Dear Friends,
As we mourn yesterday’s tragic school shooting in Uvalde, Texas, please see this much needed word of comfort and calling from one of our UM District Superintendents, Rev. Sandy Olewine.
May God heal those who mourn the children who have died as we work diligently to make this world a safe home for all.
Grace and Peace,
Pastor James

A voice is heard in Ramah,
lamentation and bitter weeping.
Rachel is weeping for her children;
she refuses to be comforted for her children,
because they are no more.
Dear Family in Christ,
As the sun rises today, countless families in Uvalde, Texas, are shattered as the beds of their children are empty. Instead of helping their precious ones get dressed for school, they are beginning to plan for their funerals. Families are devastated as two beloved wives and mothers didn’t return home from their work as teachers. And family and friends of an 18-year-old child, who brought on this latest horror in our nations, are left with grief, guilt… shame.
And so, we pray, for we must. We pray for all those families whose grief cannot be comforted. We pray for all in that small farming community that will hold these families in their care. We pray for the teachers there and everywhere who will need to face their students today with assurance and care and comfort.
We pray for lawmakers across our land, prayers that they will be moved beyond political posturing to comprehensive actions that address the complex realities that feed our nation’s addiction to violence, hate, and destruction.
And we pray for the church, for us who claim to follow the Prince of Peace, for we have failed. We have failed to care for our communities. We have failed to demand change. We have failed to move our prayers from our hearts to our lives. We have chosen weak resignation to the ways of the world, wringing our hands at how the world is. We have given up on God’s Kin-dom dream, ‘on earth as it is in heaven.’ We pray that God will convict us, forgive us, and change us.
Prayers don’t – can’t – stop with our lips and hearts; prayers must also be lived in our daily choices through what we prioritize in the world we create.

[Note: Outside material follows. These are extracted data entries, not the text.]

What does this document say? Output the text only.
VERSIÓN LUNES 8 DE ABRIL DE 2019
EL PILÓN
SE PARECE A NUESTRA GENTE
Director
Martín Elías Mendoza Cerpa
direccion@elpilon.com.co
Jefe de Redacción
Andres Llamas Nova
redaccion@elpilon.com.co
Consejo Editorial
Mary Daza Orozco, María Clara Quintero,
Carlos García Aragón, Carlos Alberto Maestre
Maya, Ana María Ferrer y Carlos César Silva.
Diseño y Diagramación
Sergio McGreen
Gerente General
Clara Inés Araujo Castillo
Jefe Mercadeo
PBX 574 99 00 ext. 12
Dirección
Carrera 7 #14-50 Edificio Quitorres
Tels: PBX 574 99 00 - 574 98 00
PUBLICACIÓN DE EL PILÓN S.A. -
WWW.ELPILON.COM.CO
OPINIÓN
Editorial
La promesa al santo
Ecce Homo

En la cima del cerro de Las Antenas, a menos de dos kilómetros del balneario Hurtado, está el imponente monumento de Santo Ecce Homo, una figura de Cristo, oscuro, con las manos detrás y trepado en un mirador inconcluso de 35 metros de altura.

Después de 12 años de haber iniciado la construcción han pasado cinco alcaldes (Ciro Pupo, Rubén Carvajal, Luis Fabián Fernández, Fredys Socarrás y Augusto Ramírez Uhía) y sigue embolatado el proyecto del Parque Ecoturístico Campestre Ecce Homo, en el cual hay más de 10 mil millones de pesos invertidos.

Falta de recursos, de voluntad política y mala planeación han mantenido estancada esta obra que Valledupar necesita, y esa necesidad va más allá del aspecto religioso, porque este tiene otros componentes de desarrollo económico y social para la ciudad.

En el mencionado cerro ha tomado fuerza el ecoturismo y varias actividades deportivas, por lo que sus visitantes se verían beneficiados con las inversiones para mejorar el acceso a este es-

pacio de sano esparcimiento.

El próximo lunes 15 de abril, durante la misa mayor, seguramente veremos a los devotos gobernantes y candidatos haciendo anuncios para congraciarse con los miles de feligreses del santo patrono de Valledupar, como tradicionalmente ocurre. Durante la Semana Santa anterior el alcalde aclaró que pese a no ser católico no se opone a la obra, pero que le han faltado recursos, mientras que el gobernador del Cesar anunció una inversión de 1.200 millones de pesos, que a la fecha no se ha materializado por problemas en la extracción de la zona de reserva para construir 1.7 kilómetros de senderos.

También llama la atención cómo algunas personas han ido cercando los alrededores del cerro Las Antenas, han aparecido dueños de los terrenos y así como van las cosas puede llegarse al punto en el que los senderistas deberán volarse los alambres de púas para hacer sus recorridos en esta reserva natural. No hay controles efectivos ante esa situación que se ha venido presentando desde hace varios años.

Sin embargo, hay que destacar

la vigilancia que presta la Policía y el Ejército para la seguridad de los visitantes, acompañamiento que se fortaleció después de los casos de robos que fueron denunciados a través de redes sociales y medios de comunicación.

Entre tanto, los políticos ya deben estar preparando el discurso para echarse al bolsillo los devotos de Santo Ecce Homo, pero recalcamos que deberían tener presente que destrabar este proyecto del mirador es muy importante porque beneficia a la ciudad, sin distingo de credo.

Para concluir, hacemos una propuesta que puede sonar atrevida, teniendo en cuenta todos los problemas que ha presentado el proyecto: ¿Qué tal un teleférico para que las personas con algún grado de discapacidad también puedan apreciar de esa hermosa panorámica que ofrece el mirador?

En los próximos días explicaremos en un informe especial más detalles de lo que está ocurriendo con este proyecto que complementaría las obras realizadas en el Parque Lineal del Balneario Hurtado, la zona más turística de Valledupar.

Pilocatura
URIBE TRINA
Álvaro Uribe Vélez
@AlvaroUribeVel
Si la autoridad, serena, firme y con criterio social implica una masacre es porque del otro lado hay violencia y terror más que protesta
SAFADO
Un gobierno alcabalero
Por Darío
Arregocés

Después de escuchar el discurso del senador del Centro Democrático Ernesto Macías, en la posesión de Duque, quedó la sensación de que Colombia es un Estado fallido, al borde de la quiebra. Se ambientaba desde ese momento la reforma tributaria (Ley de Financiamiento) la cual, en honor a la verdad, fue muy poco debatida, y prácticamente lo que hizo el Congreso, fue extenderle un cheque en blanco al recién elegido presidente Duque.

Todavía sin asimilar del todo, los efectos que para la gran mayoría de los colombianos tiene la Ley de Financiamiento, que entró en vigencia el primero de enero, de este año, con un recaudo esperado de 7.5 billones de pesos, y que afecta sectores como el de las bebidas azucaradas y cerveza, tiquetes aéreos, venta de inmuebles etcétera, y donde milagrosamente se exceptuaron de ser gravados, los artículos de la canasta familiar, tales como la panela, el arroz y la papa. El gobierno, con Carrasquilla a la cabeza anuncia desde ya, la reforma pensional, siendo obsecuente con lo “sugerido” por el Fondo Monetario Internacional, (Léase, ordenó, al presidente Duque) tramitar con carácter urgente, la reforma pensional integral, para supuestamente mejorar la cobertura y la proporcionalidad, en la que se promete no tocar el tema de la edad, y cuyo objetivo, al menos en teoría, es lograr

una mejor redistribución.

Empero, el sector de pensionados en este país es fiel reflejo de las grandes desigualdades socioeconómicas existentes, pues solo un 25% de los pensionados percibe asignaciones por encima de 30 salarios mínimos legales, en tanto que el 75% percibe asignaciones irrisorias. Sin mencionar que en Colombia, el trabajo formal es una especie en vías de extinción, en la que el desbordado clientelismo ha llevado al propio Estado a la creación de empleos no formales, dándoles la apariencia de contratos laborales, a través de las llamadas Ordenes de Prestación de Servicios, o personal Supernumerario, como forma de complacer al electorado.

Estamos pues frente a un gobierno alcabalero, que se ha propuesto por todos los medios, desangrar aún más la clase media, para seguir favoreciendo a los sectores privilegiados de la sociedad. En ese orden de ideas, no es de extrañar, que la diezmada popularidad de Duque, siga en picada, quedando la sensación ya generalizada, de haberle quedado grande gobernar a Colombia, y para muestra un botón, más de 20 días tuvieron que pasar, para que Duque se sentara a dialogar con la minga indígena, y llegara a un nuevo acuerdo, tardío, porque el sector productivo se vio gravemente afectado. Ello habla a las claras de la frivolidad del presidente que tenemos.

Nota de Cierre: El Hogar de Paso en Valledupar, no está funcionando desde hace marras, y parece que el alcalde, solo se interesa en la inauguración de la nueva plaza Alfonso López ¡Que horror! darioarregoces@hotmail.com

This is not the way the world is. It is the way we have allowed the world to become.
The United Methodist Church urges “congregations to advocate at the local and national level for laws that prevent or reduce gun violence.” If you are looking to find ways to address gun violence and create a climate of safety and compassion, there are resources in our church you can use. See https://www.umcjustice.org/
People should not be afraid to go to the grocery store. People should not be afraid to gather in their places of worship. Children and teachers should not be afraid to go to school. We can address those fears. We can make changes. We can prioritize God’s Kin-dom where “no more shall the sound of weeping be heard in it or the cry of distress. No more shall there be in it an infant who lives but a few days or an old person who does not live out a lifetime, for one who dies at a hundred years will be considered a youth…” (Is 65:19-20a) We can pray in word and action because God’s grace is sufficient for us every day.